L’article 9 de la Loi 1581 de 2012 colombienne établit le principe du « consentement vérifiable ». Le traitement des données à caractère personnel est subordonné au consentement préalable, exprès, éclairé et traçable de la personne concernée ; le consentement tacite n’a aucune valeur juridique. Le Guide pratique sur la protection des données à caractère personnel de la SIC ainsi que la Circulaire conjointe n°001 de 2025 publiée conjointement par le MinTIC et la SIC ont ensuite précisé les modalités de mise en œuvre : pour les SMS marketing, une seconde validation par code de vérification est requise afin de confirmer la propriété du numéro de téléphone, procédure connue du secteur sous le nom de Double Opt‑in.

Le 12 mars 2026, la Résolution SIC‑2026‑1123 (affaire ayant entraîné une lourde sanction contre un fournisseur de communications cloud transfrontalier) a officialisé cette norme opérationnelle par voie de décision administrative : tout SMS marketing expédié sans validation secondaire par code de vérification est considéré comme un envoi illicite. Cette décision a force contraignante administrative pour l’ensemble des fournisseurs de services A2P et des intégrateurs locaux PCA/informatiques. Les mêmes règles de consentement s’appliquent aux appels vocaux marketing sortants.

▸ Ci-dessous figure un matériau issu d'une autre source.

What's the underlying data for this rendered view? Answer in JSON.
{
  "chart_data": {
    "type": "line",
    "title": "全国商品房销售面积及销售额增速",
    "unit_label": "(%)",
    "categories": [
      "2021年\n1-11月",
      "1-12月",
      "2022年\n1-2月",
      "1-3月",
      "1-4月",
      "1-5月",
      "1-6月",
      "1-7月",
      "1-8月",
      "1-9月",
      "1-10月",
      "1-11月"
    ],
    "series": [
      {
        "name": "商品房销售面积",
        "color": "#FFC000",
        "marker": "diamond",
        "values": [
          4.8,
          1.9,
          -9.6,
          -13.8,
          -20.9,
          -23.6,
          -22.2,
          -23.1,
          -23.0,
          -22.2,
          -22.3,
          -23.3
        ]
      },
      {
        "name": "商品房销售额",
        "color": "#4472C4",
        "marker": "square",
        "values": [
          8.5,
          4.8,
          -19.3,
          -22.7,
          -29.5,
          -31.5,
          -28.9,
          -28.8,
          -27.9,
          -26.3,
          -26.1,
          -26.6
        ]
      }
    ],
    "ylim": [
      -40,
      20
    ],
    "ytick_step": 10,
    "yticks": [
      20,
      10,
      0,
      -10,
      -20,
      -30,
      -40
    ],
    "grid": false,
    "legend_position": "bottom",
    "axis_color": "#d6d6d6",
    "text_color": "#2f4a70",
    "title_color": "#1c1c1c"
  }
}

Sur le plan opérationnel, une procédure complète de Double Opt‑in comporte deux étapes : premièrement, l’utilisateur saisit volontairement son numéro de mobile ; deuxièmement, il reçoit un code de vérification et le saisit pour confirmer. L’intégralité des enregistrements (horodatages, adresses IP, codes de vérification) doit être conservée, et les dossiers de consentement doivent être archivés pendant au moins 12 mois. Un consentement unique obtenu par simple case à cocher ne suffit pas pour se défendre lors de contrôles réglementaires. Même si des bases de numéros sont fournies par des clients étrangers amont, l’intégrateur local PCA/Integrador Tecnológico, en tant qu’entité responsable sur le territoire, est tenu de vérifier les justificatifs du Double Opt‑in et ne peut pas reporter la charge de la preuve sur les partenaires étrangers amont.